The Third Circuit first rejected Wyndham’s arguments that its alleged conduct cannot be deemed “unfair” under the statute. In doing so, it held that the FTC’s allegations regarding Wyndham’s poor security practices were sufficient to state a claim for unfairness under the statutory factors set forth in § 45(n). The Court also rejected several additional requirements for unfairness proposed by Wyndham, including arguments that the practice must involve “unscrupulous or unethical behavior” or be “marked by injustice, partiality, or deception.” Noting that the “deceptive” and “unfair” prongs often overlap, the court referenced the Wyndham’s public facing privacy policy, finding “[a] company does not act equitably when it publishes a privacy policy to attract customers who are concerned about data privacy, fails to make good on that promise by investing inadequate resources in cybersecurity, exposes its unsuspecting customers to substantial financial injury, and retains the profits of their business.” Finally, the court rejected Wyndham’s argument that it could not have acted unfairly where Wyndham, itself, was the victim of criminal action by hackers.

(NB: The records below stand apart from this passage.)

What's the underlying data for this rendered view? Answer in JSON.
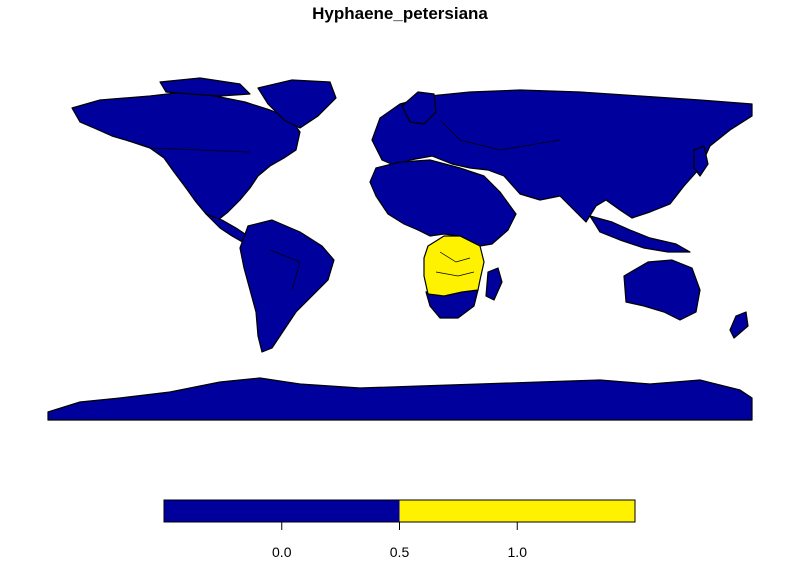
{
  "title": "Hyphaene_petersiana",
  "colors": {
    "absent": "#00009c",
    "present": "#fff200",
    "border": "#000000",
    "background": "#ffffff"
  },
  "legend": {
    "type": "colorbar",
    "range": [
      -0.5,
      1.5
    ],
    "segments": [
      {
        "from": -0.5,
        "to": 0.5,
        "color": "#00009c"
      },
      {
        "from": 0.5,
        "to": 1.5,
        "color": "#fff200"
      }
    ],
    "ticks": [
      {
        "value": 0.0,
        "label": "0.0"
      },
      {
        "value": 0.5,
        "label": "0.5"
      },
      {
        "value": 1.0,
        "label": "1.0"
      }
    ]
  },
  "map": {
    "projection": "equirectangular",
    "present_region": "southern Africa"
  }
}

The Court also rejected Wyndham’s constitutional due process argument that the FTC failed to give fair notice of what specific cybersecurity standards were required, and in doing so, shed some light on what companies must do to avoid an FTC enforcement action in federal court. The Court considered whether Wyndham had fair notice of what the statute requires, rather than whether Wyndham had fair notice of the agency’s interpretation of the statute, which would have imposed a higher standard of what constitutes fair notice. The Court noted that the allegations did not concern “weak” cybersecurity practices, but rather lack of certain practices, and opined that after the second hack, “it should have been painfully clear” to Wyndham that a court could find that its practices fail the cost-benefit analysis under § 45(n). Perhaps of significance for future cases, the Court found that the FTC’s “expert views”—including, a published guidebook and other complaints filed by the FTC for inadequate cybersecurity practices—could inform a corporation’s assessment of what is required to avoid liability, even if those guidelines were not formal rulemaking.

The actual allegations against Wyndham are yet to be adjudicated on the merits, but the Third Circuit’s decision may encourage the FTC to push the boundaries of alleged “unfair” practices with respect to cybersecurity practices. While the decision only governs in the Third Circuit, given the incorporation of many companies in Delaware, the decision may invite the FTC to pursue additional suits in that forum.